Politics, politics.  That's why.  (Which also means that the politics can change:  People could demand that the 25 year horizon be compressed and sped up.  As with so many things, these are deliberate policy and funding choices, not the inevitable result of destiny, fate, or otherwise mysterious processes.)

Did you attend the open house?  What stood out to you?  How does the vision cohere or not for you?  What details stood out positively or negatively?

(For all notes on the downtown mobility study see here.)

5 comments:

Jeff Schumacher said...

I attended, and a couple of items stood out for me. First, having a cycletrack running north/south and east/west (such as one on Winter Street and another on Union Street) would be a great way to access parts of downtown or at least access Riverfront Park. But it appears to me like a cycletrack is several years away - at best - and instead, we would be lucky to get buffered bike lanes within five years on those streets.

Second, the scope of the study was quite narrow. I am particularly concerned about improved connections across Mission Street; for example, when riding south through Bush Park there should be at least one bike & pedestrian crossing. But the study didn't include anything close to Mission Street. It is hard to appreciate downtown mobility if it does not get easier to access downtown.

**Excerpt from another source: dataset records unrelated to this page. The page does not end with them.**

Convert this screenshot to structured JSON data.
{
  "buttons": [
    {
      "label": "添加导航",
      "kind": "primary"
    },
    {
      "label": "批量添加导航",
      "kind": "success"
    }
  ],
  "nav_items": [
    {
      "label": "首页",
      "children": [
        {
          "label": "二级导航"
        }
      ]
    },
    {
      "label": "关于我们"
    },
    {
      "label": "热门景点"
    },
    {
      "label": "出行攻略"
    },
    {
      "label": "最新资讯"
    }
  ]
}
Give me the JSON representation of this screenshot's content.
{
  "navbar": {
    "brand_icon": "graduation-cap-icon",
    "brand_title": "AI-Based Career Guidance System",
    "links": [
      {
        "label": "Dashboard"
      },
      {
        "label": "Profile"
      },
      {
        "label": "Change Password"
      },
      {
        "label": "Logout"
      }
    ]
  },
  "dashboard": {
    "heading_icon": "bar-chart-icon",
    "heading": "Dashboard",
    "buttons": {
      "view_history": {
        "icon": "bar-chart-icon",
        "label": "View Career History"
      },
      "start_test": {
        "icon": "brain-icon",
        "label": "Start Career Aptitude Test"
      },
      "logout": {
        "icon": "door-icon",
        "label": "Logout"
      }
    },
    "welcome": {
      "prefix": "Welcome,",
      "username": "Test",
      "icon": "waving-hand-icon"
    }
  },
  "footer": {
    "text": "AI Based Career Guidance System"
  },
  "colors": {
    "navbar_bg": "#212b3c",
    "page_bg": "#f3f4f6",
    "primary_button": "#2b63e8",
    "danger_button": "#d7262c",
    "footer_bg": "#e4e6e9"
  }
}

Salem Breakfast on Bikes said...

Totally agree on the n-s link into downtown through Bush Park!

(There's more on that here and here.)

The scope of the study was always just downtown - theoretically Bike and Walk Salem handled the connections into downtown. But, as you say, somewhere in one plan or another, those connections need to be fleshed out with a funding plan, not just lines drawn on a map.

Curt said...

Jeff: Currently the hospital's plan for the School for the Blind lot include a hybrid (bike and ped.) rapid flashing beacon at the corner of Mission and Church. There will also be a mulituse path between Bush Park and Pringle Park. It won't go all the way into town but I think it will make the transition from Bush Park to Church St. less awkward.

I was thoroughly underwhelmed and disappointed at the open house. Cyclists seem to be happy to get buffered bike lanes on Church and High but they just don't see the value of two way streets for the overall vitality of downtown--which is more important than just a couple bike lanes. Those bike lanes won't change much for me. With so little traffic, it seems like I often have the lane to myself anyway. Its changing lanes and turning conflicts that are the problem and those bike lanes don't change that at all.

Curt said...

The traffic simulations are interesting. At about 7:30 you can see how Liberty St. has almost no traffic!

http://www.youtube.com/watch?v=57KLgdSoR0c&feature=youtu.be

Salem Breakfast on Bikes said...

Thanks for the updates on the flashing beacon and the animations!

You are right to stress the two-way conversions, to which perhaps this time I did not give enough emphasis.

If the mobility study accomplished only one thing, even at the expense of any special bike treatments, a robust conversion of the one-way streets to two-way streets would be a huge win, maybe the single most important element for downtown health in the scope of the study.